第27話 ”無題”
朝の動きは終わった。次にバトンタッチする。
「次の作戦は……」
「まだ彼は悩んでいる。それを肯定してあげるフェーズよ」
昼休み。ある二人が手を取り合う。
「一番は私……っていいたいけど」
「多少なりは私も信頼してもらってもいいわ。——任せて」
斗真を良く知る幼馴染、ことね。
付き合っている(仮)、凜花。
この歪に見える二人が手を取って斗真を助ける。
お昼。刷り込みで教室から動かなくなった斗真の元へやってくる二人。
「斗真くん、お昼よ」
「凜花。それに……?」
立つ凜花とその後ろに立つことね。クラスの違うことねがいる違和感もあるが、この二人という組み合わせが? という疑問のほうが大きかった。
「ことね、どうして……」
「だってトーマ、元気ないって聞いたから……」
「そんなことはないけど」
「嘘。目を見て言ってみてよ」
それを言われると弱かった。心が弱っている人間には相手が優しかろうとその相手の心を受け止めきれない。
「ねぇ。"言ってみて"」
「・・・・・・。二人とも、仲良く出来るか?」
したり、と心の中で思う二人。
「"そう言うのなら"、もちろんよ」
「ええ、"言われてしまったら"ね」
二人は軽く微笑みを浮かべ、着々と席を作り座る。
二人は弁当を広げる。色とりどりの食べ物が並ぶ。──斗真は気づいていないが、二人の弁当が補完しあうよう、パズルの様に組まれているのを。
「さあ、"何が食べたい"かしら」
「・・・・・・卵焼き」
「毎度ながら好きね、卵焼き。作りがいがあるってものだけど。はいあーん」
いつも通りの餌付け。だが初めて見ることねには少し刺激が強かったようで。「あわわ・・・・・・」と困惑と焦りが生まれる。一応協力関係のはずなんだけど、と頭を整理する。
「と、トーマ。次は何がいい?」
「……ごはん」
「じゃあこれ! おにぎりにしてきたんだ! 食べやすいでしょ?」
「……ほんとだ」
おかずを放り込んでもらい、飯は自分のタイミングで食う。贅沢極まりないスタイルに仕上がった。そこでふと、斗真は思う。

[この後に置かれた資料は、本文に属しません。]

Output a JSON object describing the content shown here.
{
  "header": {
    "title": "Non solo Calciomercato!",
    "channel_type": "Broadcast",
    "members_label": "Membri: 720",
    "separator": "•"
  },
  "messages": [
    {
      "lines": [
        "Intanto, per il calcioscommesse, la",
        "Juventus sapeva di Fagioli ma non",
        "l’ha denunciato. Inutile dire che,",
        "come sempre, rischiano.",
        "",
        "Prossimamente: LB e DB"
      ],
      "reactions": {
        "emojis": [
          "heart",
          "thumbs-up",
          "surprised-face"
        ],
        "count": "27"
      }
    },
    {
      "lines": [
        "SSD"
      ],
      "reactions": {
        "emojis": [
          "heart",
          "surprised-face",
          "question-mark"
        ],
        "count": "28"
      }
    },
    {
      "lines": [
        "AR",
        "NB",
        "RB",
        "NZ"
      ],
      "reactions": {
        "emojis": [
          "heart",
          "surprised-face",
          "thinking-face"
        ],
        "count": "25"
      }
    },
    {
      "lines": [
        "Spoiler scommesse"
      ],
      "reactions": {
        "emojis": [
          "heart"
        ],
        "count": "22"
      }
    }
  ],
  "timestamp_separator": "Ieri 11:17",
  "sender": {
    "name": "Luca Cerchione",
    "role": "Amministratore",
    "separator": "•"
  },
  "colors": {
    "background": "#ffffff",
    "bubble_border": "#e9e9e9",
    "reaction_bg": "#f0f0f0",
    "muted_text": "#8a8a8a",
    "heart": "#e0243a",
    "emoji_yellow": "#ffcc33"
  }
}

(あれ、もしかして俺が欲してたのってこういう感じなんじゃ)
今までぼやけていた理想の形がなんとなく見えてきた気がした。
斗真はいつの間にか失っていたのだ。アプリを手に入れ、何がしたかったのか。最初に思い描いた”理想の学園生活”とはなんだったのか。
(俺が”言って”、その通りになって、そんなハーレム生活を送るんだった)
自信がついてきた斗真。ちょっとづつ強気にいく。
「から揚げ……」
「はいどうぞ」
「むぐむぐ。ハムカツ……」
「はいあーん」
「むぐ……、お茶」
「ここにあるよ」
「んきゅ、もっかい卵」
「はいあーん」
「もっきゅもっきゅ……」
斗真は基本的にバカなので調子に乗るのは早かった。……その維持が少し大変なだけで。
「さすが斗真くんね、あっという間に平らげてしまったわ」
「食べたいものがあったらなんでもいってね」
凜花もことねも笑顔である。これでいいんだ、これで。
——本当にそうか?
こうしてお昼は終わっていった。
放課後になる。いつも通りの流れになる。——そう誰もが思っていた。
グループトークがにわかにざわつく。
<誰か、斗真くんを知らないかしら。
<クラスにいない。どこへいったのかしら。
>分からないな。みんなそうか?
>さあ、凛花が見てたんじゃないの?
<そうなのだけれど……。
しばらく間が空いた。その時間で凛花の反省のようなものが伺えた。
>手分けして探しましょう。見つけたら図書室へ来るように。
>まだ私の番が回ってきてな~い!
紗良とユナがごねる。彼女たちの立てた一日のプランが崩壊しつつあったからだ。
一方、斗真。
「……」
屋上にいた。いつぞや使って以来だ。少し寒さを感じる風が、なんだか当たりが強い気がした。
携帯を持つ。その画面には催眠アプリがある。
(”理想の学園生活”か……)
これを使ってから始まった俺の学園生活。いろんなことがあった。
思い出す。普通には在り得なかったことがたくさんあった。
(楽しかったな……)
色々なことを思い出す。その全てが”青春”のものであったと思う。
だが……結果論的に、だが――。
(俺は、扱いきれなかったんだな……)
今日を通じてそのことを深く思った。”それ”に振り回されている、と。
(……行こう)
斗真は決意を固める。想像通りなら、きっと……。